Write down your thoughts to release the stress that could be bottling up inside you… it works!
My mind always returns to a cold, October night when words bailed me out. There was my grandfather, lying on an anonymous hospital bed, wired to a frightening maze of tubes. I stared, speechless. Emotion choked my throat but I was completely tearless. It was only when I pulled out my journal and poured words on empty sheets that a deep, private anguish gushed out of me.
We live in times of undue stress. What makes it worst is the absence of those who can be your cushioning comfort, where a listening ear and a willing shoulder were readily available. Often we look around for a soul mate who will share and lighten our burdens, but there is no one. It is at such times that emptying yourself on paper can clean and heal your insides.
It doesn’t have to be all about anguish and anxiety. People take to journal writing for all sorts of reasons. Maybe it isn’t your intent to fill your journal with painful entries you’d rather put behind you (as long as you’ve found your own way of dealing with them). It is probably a historical reason that prompts you to write a journal. You may want your kids and grandkids to know life as it is today, told through the eyes of a man who lived it. Life in the 60s and 70s is already an indistinct blur for most of us, and our kids will inherit the same lack of accounting. You could make the difference by preserving those wonderful memories, trends, lifestyles, family trees and stories, in your journal. Write a journal your kids would love to see – it may be their window to a world they never knew.
Maybe there’s a new man/woman in your life and you want to start a relationship journal. Here, you will record how the relationship progressed, the poetry your eyes and lips inspired in him/her, the warm, happy things you experienced, insights, revelations, what togetherness means to you, some funny anecdotes and so on.
Then, there are those who have put their deepest scars and fears behind bolted doors. It may be the sudden death of a loved spouse, family split, coping with a dreaded disease, or even child abuse. Sometimes, it’s very hard to talk about deep-seated wounds, no matter how close you may be to some people in your life. Use your words to face the truth; confront the pain. Your words have the power to trigger those stubborn tears and you will feel lighter for having shed them in private.
A geriatric hospital in New Hampshire initiated a Reminiscences project where the elderly were encouraged to talk about their lives. The volunteers used idea-sparking triggers – a period vase, a sachet of Earl Grey tea, a family photo album; and the grandchildren of the elderly men and women recorded their thoughts for posterity. Not only does this serve a historical benefit, it also gives the elderly an agenda they eagerly look forward to, a meaning and purpose to their lives in the twilight zone. It puts them back in a time when their bodies were strong, their minds alert, when they felt good about themselves, and thus hastens their recovery, or ta the very least, reduces their suffering.

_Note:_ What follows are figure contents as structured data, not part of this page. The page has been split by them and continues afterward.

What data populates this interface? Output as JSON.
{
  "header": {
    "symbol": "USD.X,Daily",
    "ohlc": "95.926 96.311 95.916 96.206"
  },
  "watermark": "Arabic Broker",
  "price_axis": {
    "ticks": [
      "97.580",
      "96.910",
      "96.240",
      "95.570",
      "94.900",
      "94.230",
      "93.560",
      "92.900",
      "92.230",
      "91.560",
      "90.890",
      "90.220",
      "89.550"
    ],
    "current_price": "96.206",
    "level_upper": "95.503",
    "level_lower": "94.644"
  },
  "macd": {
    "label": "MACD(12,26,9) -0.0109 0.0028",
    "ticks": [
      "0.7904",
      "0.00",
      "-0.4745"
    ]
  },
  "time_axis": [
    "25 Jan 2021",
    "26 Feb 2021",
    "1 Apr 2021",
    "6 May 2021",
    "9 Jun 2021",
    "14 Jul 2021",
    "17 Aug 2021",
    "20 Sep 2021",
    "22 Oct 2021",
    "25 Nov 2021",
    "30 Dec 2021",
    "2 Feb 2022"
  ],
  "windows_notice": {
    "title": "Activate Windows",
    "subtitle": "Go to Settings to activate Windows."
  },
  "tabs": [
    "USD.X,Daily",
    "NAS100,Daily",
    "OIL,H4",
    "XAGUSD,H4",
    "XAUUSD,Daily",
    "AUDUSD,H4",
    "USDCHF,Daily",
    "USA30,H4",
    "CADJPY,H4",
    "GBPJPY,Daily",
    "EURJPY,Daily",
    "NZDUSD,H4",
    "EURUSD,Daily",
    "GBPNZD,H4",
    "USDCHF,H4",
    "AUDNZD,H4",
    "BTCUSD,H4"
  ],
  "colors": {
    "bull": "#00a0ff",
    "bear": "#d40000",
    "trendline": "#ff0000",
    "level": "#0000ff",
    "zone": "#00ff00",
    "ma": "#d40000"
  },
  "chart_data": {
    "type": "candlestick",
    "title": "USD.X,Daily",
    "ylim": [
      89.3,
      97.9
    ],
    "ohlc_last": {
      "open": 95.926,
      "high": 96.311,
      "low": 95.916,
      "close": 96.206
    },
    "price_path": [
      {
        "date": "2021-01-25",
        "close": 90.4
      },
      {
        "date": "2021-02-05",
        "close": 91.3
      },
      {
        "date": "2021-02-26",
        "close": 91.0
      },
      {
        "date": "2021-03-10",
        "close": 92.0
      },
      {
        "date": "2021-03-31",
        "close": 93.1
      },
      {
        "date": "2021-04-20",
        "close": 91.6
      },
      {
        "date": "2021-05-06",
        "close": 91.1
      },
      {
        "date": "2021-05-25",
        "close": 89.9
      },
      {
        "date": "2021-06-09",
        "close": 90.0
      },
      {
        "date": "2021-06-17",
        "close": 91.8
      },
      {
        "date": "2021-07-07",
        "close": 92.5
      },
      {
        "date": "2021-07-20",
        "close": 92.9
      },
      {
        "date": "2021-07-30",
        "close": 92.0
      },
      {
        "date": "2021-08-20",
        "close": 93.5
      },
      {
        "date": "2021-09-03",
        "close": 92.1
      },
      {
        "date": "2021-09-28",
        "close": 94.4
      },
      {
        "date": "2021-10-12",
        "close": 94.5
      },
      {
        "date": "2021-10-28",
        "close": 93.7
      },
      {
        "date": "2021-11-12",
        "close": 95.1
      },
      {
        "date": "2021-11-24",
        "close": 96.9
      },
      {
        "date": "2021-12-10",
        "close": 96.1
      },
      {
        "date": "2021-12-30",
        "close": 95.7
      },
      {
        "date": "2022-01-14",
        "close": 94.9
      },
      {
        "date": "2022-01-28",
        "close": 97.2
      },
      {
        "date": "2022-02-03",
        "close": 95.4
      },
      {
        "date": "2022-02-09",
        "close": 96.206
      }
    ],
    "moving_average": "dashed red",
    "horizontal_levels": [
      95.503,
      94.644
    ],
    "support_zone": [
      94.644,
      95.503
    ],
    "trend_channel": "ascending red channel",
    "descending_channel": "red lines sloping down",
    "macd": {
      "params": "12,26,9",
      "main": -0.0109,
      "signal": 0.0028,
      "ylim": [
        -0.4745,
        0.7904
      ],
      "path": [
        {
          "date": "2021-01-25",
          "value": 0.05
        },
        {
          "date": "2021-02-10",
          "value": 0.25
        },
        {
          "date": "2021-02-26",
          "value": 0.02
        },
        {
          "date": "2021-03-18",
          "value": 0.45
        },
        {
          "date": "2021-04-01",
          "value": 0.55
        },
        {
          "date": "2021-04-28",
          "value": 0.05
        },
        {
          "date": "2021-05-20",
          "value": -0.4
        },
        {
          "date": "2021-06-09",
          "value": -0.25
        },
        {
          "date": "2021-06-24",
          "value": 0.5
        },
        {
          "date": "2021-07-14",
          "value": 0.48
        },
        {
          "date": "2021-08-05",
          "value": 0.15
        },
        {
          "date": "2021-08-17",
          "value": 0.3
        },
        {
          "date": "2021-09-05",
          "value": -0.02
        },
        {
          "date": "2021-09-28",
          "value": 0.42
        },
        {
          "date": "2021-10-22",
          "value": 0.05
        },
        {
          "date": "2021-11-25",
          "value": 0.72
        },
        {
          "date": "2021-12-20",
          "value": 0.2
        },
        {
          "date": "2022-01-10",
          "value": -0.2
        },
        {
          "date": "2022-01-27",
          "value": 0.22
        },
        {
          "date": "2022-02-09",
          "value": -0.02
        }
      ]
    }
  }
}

Some truths about journal writing…
You don’t have to be an accomplished or aspiring writer to keep a journal. Think of yourself as an artist who doodles on a sketch pad. He isn’t concerned with form or technique or colour combination; he’s just exploring the world in the way he knows best. Your spelling could be suspect, and your grammar ineffective, but journal writing is not about punctuation as much as it is about reaching inside and recording your innermost feelings, fears, and fantasies.
To make it an interesting hobby, you must return to your journal everyday. This is not going to happen if you fill up its pages with mundane trivia like what you did from the moment you woke up till the time you went to bed. That, believe me, is the quickest way to kill the joy of journaling. Get in touch with your feelings. Maybe it is a wet, rainy day that brings back memories of just such a day when you were nine. What were you doing? Where were you? Or, write about something that upset your rhythm and how you dealt with it. It could be an entry about a work-related project that makes you feel inadequate – list all the reasons why you’re feeling inadequate. Can’t go to sleep? Write about the thoughts jostling inside your head, about what’s keeping you awake.
You get better at anything you do with some practice. After a few days, try and make the first line of your entry interesting. Instead of “The sun was shining into the room when I opened my eyes this morning,” try “Do you know the first thing I saw when I woke up this morning?”
Read autobiographical pieces, memoirs, and personal essays to understand how professional writers approach personal journaling, what they write about, and how they write it. This will help you pen your thoughts in a better way.